In the last decade, Huang has become one the world’s foremost experts on using enzymes to break down some of the most persistent contaminants in the modern environment — namely hormones and perfluoroalkyl acids (PFAs) — organic compounds that are used in fire retardants and nonstick surfaces.
Because of their chemical structure, these compounds cannot easily be removed from drinking water during routine water treatment processes and they do not degrade naturally in the soil.

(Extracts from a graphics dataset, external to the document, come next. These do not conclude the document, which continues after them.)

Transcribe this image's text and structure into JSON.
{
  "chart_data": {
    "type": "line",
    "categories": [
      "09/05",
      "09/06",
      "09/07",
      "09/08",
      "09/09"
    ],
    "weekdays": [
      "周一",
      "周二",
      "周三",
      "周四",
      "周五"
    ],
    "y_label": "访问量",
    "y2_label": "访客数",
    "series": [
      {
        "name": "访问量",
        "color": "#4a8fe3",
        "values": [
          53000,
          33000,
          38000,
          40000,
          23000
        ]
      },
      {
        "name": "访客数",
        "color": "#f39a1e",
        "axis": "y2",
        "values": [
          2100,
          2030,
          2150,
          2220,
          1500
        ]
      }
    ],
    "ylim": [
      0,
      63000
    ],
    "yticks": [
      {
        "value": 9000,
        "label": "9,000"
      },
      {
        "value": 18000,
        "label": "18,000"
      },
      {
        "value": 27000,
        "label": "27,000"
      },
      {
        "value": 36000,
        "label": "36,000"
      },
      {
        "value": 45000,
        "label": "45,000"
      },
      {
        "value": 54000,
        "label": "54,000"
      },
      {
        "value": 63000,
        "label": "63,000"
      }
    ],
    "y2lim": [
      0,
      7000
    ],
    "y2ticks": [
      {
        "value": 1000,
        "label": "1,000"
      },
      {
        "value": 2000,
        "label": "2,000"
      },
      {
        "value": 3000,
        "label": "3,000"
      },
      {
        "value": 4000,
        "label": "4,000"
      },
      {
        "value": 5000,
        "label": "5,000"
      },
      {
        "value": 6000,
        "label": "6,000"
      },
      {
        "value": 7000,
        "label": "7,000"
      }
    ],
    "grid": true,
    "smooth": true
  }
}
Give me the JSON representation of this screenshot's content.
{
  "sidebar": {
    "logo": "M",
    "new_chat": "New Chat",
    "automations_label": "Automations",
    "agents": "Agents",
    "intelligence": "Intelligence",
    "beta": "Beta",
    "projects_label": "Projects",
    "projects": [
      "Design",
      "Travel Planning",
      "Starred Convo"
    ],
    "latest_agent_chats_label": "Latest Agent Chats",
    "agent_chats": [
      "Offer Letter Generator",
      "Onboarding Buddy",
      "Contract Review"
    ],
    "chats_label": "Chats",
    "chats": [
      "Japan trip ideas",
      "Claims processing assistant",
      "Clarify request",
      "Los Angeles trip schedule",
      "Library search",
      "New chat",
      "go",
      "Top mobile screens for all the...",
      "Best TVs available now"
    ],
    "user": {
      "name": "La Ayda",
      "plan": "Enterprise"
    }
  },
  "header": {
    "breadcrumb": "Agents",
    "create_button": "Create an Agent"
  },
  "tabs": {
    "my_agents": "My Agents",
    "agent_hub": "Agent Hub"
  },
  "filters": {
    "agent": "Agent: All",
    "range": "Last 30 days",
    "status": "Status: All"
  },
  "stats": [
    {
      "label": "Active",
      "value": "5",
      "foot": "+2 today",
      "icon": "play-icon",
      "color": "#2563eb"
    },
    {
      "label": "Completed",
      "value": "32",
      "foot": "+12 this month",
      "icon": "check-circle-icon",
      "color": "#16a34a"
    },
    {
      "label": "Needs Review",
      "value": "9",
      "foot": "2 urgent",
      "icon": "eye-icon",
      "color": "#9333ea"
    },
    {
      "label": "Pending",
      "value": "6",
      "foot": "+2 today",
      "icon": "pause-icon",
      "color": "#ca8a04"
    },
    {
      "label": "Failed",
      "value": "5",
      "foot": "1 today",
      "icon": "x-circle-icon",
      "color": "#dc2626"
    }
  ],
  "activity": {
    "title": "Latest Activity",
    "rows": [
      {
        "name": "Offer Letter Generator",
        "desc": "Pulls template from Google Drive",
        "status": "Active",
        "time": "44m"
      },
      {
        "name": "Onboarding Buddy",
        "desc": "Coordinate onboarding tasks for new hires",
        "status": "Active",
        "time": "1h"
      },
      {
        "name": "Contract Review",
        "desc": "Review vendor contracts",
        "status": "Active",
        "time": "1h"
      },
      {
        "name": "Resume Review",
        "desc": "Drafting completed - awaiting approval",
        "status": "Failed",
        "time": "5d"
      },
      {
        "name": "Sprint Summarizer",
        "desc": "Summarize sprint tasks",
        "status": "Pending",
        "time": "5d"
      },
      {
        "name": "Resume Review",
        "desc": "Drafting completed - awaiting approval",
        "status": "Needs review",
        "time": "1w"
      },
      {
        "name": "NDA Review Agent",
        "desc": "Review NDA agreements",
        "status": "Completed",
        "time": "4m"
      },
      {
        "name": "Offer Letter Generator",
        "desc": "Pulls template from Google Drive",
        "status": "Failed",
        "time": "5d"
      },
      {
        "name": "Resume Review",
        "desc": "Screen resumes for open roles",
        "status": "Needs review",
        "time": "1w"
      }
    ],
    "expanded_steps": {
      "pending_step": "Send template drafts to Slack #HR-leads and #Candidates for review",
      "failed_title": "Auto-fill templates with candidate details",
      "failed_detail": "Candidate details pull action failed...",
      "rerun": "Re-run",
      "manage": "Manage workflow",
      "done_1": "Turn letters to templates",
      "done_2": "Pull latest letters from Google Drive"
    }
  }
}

Because of their persistence, they can build up concentrations in water and soil and pose a threat to ecosystems and human health.
Huang pioneered the use and study of enzymes to trigger chemical reactions that can break up the long-chain organic molecules in PFAs and hormones and allow them to break down into less harmful compounds, enabling their removal.
His work in the chemistry behind this process and its applications in water and wastewater treatment and soil remediation has resulted in a total of 39 high-quality journal publications since 2007. His work has not only deepened the understanding of environmental chemistry and engineering, it’s provided solutions to a range of pollution issues.
Huang came to the University of Georgia as an assistant professor in the Department of Crop and Soil Sciences in 2007 after receiving his doctoral degree in environmental engineering from the University of Michigan.
Since then, he’s produced 135 publications and four patents. He is routinely recruited and funded by private firms and government agencies to develop remediation strategies or demonstrate his technologies on contaminated sites. He regularly presents at international conferences on environmental remediation and PFAs.
In addition to his research, Huang has mentored dozens of graduate students and postdoctoral researchers and taught courses in environmental analysis and toxicology.